Throughout his career Uris continued to write for Hollywood, adapting his own novels into movies, and working as a “script doctor” on films such as
Giant
and
Rebel Without a Cause
.
QB VII
was adapted for television, becoming the first ever miniseries. Uris passed away in 2003 at his home on Long Island. His papers are housed at the Ransom Center at the University of Texas in Austin.
Leon with his parents, William and Anna Uris, who divorced in 1929. William “Wolf” Uris emigrated from Russia to America in 1921 and worked a string of blue-collar jobs before settling into a position as a Communist Party organizer. Anna, who came from a close-knit Jewish family in Maryland, raised Leon and his sister, Essie, mostly in Baltimore and Norfolk, Virginia.
A young Uris in 1929, probably at his family’s home in Baltimore. Throughout much of his early life Uris was shuttled between his father in Philadelphia and his mother in Baltimore. He eventually came to regard his mother as “psychologically unhinged” and his father as a “failure.” This led him to seek success in the world at all costs. “I can say without hesitation,” he once wrote, “that, from earliest memory, I was determined not to be a failure.”
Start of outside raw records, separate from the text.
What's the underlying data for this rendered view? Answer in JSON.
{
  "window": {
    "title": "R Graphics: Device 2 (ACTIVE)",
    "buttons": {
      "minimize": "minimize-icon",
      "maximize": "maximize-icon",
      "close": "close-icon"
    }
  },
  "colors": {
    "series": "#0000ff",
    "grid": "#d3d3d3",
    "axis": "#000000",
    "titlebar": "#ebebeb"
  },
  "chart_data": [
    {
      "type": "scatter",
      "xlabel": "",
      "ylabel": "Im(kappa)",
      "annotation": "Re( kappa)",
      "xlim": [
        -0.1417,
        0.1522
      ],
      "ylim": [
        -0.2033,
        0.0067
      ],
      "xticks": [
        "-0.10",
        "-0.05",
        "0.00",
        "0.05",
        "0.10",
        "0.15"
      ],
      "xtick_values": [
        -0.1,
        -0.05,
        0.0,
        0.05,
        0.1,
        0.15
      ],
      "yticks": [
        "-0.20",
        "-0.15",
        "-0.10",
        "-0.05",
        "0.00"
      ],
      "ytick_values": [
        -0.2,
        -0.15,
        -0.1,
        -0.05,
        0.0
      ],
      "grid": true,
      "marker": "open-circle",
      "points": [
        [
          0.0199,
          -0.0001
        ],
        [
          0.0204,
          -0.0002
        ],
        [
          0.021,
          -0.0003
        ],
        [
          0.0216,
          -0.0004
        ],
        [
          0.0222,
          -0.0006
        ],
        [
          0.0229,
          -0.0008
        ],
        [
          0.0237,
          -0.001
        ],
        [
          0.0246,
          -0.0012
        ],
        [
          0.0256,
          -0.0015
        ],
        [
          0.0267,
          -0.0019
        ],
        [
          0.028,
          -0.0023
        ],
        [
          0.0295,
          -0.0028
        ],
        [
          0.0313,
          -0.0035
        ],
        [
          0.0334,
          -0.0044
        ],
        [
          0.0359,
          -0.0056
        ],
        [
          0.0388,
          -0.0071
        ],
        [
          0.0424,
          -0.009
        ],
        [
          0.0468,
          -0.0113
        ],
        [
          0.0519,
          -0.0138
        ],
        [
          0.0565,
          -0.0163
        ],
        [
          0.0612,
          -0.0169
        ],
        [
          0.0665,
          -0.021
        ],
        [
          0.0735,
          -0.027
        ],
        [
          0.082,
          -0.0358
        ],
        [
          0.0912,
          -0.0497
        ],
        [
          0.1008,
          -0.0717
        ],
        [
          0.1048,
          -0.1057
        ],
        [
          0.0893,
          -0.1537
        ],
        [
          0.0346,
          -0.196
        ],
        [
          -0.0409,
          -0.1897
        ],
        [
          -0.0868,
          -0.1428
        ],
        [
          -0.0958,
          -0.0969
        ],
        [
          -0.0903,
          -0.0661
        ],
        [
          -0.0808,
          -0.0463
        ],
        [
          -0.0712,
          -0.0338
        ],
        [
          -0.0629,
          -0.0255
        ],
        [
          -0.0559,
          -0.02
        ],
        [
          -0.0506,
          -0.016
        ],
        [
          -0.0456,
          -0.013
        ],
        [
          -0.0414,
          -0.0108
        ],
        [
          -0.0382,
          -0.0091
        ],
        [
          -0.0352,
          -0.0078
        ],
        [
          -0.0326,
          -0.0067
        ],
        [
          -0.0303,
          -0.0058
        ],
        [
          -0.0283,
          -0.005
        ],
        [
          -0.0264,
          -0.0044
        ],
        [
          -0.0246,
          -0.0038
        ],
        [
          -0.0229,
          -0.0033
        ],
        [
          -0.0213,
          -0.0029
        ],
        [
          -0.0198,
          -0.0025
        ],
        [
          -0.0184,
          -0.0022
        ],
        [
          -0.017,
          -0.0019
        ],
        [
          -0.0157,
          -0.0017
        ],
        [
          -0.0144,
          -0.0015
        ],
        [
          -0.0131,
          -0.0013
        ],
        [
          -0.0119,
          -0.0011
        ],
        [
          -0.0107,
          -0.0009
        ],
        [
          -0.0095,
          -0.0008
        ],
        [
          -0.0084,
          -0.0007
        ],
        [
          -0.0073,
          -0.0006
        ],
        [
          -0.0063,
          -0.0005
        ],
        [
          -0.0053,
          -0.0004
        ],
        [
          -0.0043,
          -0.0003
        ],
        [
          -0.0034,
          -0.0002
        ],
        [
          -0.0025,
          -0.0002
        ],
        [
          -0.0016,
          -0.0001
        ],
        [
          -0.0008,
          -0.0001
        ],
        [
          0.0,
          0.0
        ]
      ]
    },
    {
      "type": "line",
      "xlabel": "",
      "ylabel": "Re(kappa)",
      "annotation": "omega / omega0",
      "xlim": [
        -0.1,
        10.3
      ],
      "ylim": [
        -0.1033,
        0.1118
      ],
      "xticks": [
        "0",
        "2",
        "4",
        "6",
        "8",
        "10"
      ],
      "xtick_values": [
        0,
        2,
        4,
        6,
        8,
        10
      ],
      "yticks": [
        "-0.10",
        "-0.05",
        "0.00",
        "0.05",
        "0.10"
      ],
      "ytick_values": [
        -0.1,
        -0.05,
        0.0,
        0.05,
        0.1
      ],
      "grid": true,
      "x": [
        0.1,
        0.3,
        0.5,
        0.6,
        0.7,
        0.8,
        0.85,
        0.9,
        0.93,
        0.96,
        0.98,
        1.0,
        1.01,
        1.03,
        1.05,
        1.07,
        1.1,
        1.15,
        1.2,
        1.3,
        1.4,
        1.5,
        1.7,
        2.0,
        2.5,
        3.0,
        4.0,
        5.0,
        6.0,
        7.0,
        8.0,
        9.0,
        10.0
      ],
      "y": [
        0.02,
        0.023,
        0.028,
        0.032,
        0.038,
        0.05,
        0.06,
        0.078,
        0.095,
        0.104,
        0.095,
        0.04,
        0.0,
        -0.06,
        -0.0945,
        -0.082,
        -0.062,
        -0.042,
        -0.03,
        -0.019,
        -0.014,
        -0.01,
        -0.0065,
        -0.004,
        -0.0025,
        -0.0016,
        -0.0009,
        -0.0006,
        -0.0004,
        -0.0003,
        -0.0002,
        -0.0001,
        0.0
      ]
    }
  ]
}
Uris as a young soldier in the Marine Corps. Uris enlisted in the Marines during the height of World War II when he was just seventeen years old. He subsequently served as a radio operator and saw combat in the South Pacific. His war experience represented a defining moment in his life, shaping his outlook on politics and providing rich material for his first book, the blockbuster novel
Battle Cry
.
Uris with his first wife, Betty Beck, in 1945. The two met during the spring of 1944 in San Francisco, where Betty was stationed as a marine sergeant and Uris was hospitalized for malaria, a disease he contracted during his tour in the Pacific theatre. Initially their relationship caused some friction between their respective families since Leon had been raised Jewish, while Betty hailed from a Lutheran family of Danish descent in rural Iowa. However in 1945 the couple tied the knot and began a happy life in the Northern California suburbs.